Sukhoi Su-29

With the Su-29, the Sukhoi company, founded in 1939, developed a training aircraft for the Russian military. Accordingly, no expense or effort was spared in either development or production. The aerobatic plane requires incredibly complex operation. Although the pilot is relieved, for example, by an automatic air-fuel mixture adjustment, starting alone is a procedure. The starter, driven by air pressure, blows compressed air into the cylinders located in the cycle.

A simultaneously ignited rain of sparks brings the radial engine to life, which awes with its incomparable sound. The 360hp Vedeneyev M-14 P, a 9-cylinder radial engine with compressor, drives the 2.6m-diameter propeller. The bladed shutter in front of the motor works like a camera shutter system and serves to regulate the temperature of the cylinders. Here, too, the pilot is required to always maintain the correct operating temperature.

If one looks closer at the construction of the Su-29, everything is manufactured exclusively according to military standards. The lines are colour-coded for their respective functions: Air is blue, fuel is yellow, and oil is brown. All switches and operating elements are extremely solidly manufactured. The cockpit canopy’s emergency release system is so cleverly designed that it is released from the anchorage in a controlled manner. Faulty operation on the ground would occupy a mechanic for at least eight hours in order to restore it to working order.

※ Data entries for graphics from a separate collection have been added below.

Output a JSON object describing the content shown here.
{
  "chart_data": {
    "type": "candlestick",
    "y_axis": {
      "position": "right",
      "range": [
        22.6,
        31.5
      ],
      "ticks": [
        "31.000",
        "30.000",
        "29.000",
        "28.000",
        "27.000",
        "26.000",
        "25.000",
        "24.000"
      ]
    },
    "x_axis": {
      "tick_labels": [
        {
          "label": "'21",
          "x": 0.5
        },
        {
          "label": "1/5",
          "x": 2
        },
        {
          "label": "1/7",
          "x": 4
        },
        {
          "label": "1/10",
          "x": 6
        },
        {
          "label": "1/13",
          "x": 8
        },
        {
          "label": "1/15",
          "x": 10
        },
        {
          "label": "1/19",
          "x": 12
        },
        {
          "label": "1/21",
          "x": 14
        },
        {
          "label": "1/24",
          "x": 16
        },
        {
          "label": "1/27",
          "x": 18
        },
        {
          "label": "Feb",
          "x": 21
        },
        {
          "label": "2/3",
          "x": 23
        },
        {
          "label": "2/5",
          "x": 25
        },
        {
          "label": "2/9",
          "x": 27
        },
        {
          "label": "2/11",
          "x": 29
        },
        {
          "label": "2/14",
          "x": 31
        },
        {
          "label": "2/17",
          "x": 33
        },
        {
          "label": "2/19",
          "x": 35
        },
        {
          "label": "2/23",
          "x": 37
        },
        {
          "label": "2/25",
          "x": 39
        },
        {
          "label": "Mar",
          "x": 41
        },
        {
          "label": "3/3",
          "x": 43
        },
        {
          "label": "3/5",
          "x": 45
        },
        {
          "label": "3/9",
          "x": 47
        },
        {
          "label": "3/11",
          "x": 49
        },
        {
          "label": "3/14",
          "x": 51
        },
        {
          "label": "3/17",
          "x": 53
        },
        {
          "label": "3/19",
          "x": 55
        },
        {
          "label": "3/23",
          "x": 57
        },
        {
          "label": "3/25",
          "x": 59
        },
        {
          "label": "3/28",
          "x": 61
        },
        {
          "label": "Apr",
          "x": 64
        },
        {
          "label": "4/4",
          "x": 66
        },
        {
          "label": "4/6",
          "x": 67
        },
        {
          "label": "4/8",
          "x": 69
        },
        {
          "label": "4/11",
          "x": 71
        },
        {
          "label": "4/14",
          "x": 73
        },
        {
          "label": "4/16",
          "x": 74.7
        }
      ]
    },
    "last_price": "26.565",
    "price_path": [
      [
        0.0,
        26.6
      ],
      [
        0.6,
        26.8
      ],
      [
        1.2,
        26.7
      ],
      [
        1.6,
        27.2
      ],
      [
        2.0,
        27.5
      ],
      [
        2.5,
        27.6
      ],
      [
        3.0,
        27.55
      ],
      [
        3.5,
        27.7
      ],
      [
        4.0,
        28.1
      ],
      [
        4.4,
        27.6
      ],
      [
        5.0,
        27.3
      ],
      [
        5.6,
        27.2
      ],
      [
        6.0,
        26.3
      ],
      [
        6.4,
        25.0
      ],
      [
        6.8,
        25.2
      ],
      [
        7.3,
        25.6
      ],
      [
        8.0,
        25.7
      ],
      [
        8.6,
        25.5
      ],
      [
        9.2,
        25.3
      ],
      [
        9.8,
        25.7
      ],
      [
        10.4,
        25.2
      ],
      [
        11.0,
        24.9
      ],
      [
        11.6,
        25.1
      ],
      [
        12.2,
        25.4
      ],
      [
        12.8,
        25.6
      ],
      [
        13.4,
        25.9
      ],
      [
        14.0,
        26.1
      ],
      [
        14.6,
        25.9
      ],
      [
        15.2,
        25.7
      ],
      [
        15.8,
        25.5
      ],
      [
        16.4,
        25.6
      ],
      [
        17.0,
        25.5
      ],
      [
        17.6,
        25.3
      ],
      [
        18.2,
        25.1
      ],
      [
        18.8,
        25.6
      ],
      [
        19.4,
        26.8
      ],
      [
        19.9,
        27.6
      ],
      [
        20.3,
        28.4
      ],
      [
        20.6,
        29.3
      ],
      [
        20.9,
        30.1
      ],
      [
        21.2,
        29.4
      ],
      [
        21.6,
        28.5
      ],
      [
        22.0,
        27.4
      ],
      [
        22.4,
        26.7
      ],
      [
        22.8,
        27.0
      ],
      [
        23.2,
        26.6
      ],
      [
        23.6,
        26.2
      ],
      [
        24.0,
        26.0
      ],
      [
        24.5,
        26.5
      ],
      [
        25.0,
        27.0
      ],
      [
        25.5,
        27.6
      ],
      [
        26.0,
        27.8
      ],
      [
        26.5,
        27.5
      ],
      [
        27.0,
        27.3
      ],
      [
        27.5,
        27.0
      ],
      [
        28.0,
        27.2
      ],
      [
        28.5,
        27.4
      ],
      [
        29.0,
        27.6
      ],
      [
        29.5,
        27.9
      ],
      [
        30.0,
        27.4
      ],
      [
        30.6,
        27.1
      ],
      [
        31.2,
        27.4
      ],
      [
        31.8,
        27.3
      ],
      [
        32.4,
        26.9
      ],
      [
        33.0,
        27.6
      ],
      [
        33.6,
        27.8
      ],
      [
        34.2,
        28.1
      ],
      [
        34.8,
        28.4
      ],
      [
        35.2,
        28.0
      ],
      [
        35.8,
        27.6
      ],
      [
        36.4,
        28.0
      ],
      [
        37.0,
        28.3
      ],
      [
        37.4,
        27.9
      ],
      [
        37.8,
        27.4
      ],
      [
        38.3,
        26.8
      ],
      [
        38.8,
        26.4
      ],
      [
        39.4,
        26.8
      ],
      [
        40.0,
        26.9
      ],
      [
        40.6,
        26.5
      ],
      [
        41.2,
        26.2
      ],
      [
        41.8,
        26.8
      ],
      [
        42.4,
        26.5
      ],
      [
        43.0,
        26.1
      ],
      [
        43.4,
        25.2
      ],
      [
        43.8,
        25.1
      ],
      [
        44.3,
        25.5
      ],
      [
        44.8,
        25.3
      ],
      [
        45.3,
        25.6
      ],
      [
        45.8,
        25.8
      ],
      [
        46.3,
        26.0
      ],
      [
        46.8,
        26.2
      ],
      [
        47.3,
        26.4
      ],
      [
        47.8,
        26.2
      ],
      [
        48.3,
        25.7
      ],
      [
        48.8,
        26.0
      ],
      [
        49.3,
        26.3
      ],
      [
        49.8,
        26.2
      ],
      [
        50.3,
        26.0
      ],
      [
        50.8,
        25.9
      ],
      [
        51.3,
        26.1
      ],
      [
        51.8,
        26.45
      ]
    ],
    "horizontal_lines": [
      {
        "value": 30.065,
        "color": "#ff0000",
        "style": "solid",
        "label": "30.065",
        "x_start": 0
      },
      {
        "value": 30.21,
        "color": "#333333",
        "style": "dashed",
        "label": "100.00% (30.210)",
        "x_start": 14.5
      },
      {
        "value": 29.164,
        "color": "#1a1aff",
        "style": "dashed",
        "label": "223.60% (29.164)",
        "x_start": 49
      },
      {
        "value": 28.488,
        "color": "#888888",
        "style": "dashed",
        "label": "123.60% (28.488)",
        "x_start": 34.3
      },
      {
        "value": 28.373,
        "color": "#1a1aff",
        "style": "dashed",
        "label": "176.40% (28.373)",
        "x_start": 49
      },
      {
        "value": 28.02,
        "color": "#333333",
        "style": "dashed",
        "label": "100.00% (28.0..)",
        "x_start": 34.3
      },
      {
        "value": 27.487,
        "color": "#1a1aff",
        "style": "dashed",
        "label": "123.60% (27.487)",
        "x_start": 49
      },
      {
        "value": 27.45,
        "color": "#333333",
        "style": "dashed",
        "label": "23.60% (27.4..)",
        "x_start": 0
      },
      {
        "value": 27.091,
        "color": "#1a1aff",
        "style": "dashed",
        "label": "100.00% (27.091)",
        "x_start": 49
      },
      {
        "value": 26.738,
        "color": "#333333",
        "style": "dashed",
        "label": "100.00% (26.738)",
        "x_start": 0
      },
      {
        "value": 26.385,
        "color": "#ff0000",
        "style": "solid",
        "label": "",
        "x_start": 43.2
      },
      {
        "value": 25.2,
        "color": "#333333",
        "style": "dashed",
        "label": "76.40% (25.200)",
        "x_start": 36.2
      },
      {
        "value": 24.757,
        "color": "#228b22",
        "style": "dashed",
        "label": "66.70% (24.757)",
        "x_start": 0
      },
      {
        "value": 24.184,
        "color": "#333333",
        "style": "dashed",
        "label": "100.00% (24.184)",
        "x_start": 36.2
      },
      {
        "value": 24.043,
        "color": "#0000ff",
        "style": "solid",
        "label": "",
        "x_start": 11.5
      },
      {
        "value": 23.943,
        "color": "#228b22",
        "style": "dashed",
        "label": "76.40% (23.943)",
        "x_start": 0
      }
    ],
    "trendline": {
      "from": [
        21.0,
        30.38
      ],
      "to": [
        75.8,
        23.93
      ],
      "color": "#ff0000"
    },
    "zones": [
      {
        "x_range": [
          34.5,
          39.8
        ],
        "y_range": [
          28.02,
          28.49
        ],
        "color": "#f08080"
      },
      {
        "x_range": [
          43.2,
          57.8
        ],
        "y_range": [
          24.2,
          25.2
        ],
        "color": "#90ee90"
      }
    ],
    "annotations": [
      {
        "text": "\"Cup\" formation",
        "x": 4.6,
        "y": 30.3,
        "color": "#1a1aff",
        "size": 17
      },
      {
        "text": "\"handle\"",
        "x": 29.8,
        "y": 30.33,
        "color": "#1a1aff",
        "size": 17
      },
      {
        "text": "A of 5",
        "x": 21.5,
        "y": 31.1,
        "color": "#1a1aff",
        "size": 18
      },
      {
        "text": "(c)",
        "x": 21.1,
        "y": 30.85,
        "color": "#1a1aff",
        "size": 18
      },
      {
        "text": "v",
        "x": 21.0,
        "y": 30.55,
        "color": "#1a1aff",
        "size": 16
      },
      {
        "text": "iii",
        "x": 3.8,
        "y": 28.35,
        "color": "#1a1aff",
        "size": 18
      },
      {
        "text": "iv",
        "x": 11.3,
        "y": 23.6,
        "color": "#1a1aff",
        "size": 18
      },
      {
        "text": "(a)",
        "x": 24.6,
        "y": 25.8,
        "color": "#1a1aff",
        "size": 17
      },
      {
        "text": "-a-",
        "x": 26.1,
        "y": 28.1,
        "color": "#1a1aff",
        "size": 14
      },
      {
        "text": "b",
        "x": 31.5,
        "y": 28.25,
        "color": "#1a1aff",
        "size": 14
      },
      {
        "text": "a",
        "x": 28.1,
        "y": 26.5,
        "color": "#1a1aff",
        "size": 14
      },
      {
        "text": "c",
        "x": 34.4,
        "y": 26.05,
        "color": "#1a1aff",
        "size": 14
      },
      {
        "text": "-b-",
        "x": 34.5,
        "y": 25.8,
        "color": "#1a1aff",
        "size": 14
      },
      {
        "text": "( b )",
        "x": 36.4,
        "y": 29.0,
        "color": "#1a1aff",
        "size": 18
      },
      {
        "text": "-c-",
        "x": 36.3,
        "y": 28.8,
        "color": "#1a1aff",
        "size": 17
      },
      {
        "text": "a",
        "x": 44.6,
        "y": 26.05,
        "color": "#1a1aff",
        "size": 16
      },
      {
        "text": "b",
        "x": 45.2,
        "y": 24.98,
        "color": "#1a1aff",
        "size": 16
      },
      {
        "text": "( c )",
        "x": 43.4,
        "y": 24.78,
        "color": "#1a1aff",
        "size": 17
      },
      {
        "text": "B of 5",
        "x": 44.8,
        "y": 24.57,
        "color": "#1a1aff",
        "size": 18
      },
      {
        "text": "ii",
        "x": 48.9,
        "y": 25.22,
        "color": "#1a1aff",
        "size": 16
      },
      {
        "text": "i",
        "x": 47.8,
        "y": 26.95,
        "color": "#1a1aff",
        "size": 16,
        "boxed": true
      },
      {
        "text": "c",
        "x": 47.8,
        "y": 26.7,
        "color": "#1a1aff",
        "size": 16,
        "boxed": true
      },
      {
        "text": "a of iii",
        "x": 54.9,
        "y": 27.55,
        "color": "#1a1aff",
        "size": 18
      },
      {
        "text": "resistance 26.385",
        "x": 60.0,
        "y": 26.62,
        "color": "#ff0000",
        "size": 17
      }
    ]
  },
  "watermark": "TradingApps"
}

The chassis consists of two milled and subsequently welded titanium profiles. The wings, tailplane, and vertical stabiliser are made of carbon fibre, as is the rear fuselage section. The cabin area of the tandem two-seater is a lattice tube construction. If one looks at the huge ailerons, one would not be surprised that they require the support of spades (blades to reduce the aileron forces) – twice per rudder. The massive joystick is even less surprising. The Su-29 can only be flown with two hands on the stick during aerobatics. A continuous steering cable and an incredibly long pedal travel minimise the high forces on the rudder. With all its components and its extremely complex operation, the Russian buffalo is actually completely over-engineered and anything but easy to fly.

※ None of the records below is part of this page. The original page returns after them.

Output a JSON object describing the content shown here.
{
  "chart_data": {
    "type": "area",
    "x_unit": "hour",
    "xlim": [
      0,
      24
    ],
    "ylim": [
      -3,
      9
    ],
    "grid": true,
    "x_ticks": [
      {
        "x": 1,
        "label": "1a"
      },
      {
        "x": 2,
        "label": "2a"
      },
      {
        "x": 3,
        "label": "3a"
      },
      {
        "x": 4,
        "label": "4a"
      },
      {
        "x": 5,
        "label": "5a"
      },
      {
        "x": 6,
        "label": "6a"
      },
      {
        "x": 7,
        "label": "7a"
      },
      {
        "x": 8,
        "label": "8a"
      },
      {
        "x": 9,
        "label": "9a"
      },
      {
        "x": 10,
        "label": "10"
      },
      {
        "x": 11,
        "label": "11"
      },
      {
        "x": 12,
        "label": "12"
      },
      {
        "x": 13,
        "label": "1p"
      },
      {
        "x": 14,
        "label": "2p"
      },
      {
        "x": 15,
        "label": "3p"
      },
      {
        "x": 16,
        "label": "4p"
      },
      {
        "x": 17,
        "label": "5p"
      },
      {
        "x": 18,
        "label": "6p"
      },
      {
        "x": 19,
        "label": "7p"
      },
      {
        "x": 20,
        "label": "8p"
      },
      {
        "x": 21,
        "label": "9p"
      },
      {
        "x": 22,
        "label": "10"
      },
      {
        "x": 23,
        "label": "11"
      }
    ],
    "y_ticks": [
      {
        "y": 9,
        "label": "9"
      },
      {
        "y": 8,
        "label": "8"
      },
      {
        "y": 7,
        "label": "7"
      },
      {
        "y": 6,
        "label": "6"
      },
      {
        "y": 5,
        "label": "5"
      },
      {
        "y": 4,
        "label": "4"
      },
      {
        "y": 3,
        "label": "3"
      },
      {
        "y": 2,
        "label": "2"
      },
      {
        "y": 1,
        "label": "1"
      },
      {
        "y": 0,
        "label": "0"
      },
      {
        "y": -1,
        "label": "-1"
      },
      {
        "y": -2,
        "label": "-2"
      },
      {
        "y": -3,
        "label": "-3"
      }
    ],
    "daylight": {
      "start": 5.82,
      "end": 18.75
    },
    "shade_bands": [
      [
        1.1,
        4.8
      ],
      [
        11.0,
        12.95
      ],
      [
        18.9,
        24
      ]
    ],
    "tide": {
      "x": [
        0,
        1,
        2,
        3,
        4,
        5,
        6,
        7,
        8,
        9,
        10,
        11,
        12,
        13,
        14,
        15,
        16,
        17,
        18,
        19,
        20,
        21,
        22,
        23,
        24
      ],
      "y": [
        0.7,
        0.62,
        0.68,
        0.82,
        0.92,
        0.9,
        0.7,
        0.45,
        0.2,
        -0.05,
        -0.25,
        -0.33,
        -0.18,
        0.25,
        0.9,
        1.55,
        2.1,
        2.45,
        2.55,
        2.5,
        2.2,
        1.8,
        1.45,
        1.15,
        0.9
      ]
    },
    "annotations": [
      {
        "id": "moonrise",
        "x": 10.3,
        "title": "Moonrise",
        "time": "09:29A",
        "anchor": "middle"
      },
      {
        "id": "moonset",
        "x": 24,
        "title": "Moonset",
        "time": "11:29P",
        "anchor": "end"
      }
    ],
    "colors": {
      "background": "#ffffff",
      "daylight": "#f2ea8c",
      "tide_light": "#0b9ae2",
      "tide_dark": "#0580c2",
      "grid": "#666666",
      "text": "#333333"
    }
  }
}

The Su-29 needs about four times as many maintenance hours than a comparable Western aerobatic aircraft such as an Edge 540 or Extra 300. The pilot also needs the same factor more in training hours as for the smaller and lighter aerobatic planes from the USA and Germany. This is partly due to the extreme torque and gyro effect of the giant propeller. It is also due to the massive engine cowling and the resulting high drag as well as the 1.2 ton take-off weight, which makes the Su-29 about 50% heavier than the Edge.

The Flying Bulls’ Sukhoi Su-29 was manufactured in 2002. It is one of the models intended for the American market. These machines were factory equipped with high-quality components such as Cleveland brakes, the premier avionics of the Western world and a special fuel computer. Every single step is documented. Thus, the Su-29 has a complete history and a specially checked and stamped document for each component. When she passed into the ownership of the Flying Bulls, she was second-hand and had just 130 hours of flying on the fuselage and engine. The Su-29 was almost like new.

The Sukhoi is a unique aerobatic aircraft, difficult to fly, critical at the limits, but it shows unique talents in aerobatics which are simply asking to be mastered. It also impresses with its perfect technology and with the unique sound of its radial engine. Due to its sheer size, the now Austrian bull looks almost like a flying dinosaur next to an eagle when it flies alongside the Edge, Extra, and Co.